The Council Bluffs Consolidated Plan discusses housing preservation and infrastructure improvements that include streets, sidewalks, and access. Those broad priorities do not dictate a private addition, but they make entry sequence, approach, grade, and long-term usability worthwhile questions before a footprint is fixed. The new volume changes yard movement, landing conditions, exterior maintenance, roof drainage, and the relationship to existing walkways. These should be shown without suggesting city infrastructure work, grant support, or automatic placement approval.
Provide desired activities, approximate dimensions, furniture and route sketches, photographs in both directions, known site documents, PDF status, features to protect, and timing constraints. Keep city submission and contractor estimate responsibilities distinct. Describe what people must be able to do in the new room and how they should enter it from both the home and, if relevant, outside. Let those movements shape the first footprint discussion.

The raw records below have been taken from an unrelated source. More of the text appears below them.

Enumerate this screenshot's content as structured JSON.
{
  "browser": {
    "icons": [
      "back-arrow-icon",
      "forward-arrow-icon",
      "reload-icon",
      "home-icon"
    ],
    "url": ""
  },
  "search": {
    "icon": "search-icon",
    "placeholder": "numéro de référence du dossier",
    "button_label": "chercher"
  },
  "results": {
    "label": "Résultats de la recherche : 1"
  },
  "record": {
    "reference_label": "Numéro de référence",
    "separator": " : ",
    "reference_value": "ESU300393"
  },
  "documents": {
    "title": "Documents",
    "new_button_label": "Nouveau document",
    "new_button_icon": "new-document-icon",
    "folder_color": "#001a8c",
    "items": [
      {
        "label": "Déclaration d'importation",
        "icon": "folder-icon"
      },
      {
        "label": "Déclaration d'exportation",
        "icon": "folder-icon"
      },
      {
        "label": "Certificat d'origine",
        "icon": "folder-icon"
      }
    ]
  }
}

Define household use, study the connection and private approach, prepare appropriately detailed portal documents, confirm city process, then plan structure, enclosure, openings, exterior transitions, interior surfaces, flooring, trim, and final access details. Added square footage brings structural, weather-facing, and finish decisions together. The estimate request should acknowledge the room being opened, exterior approach, roofline, windows, doors, siding, flooring, trim, and any access pattern that must stay usable.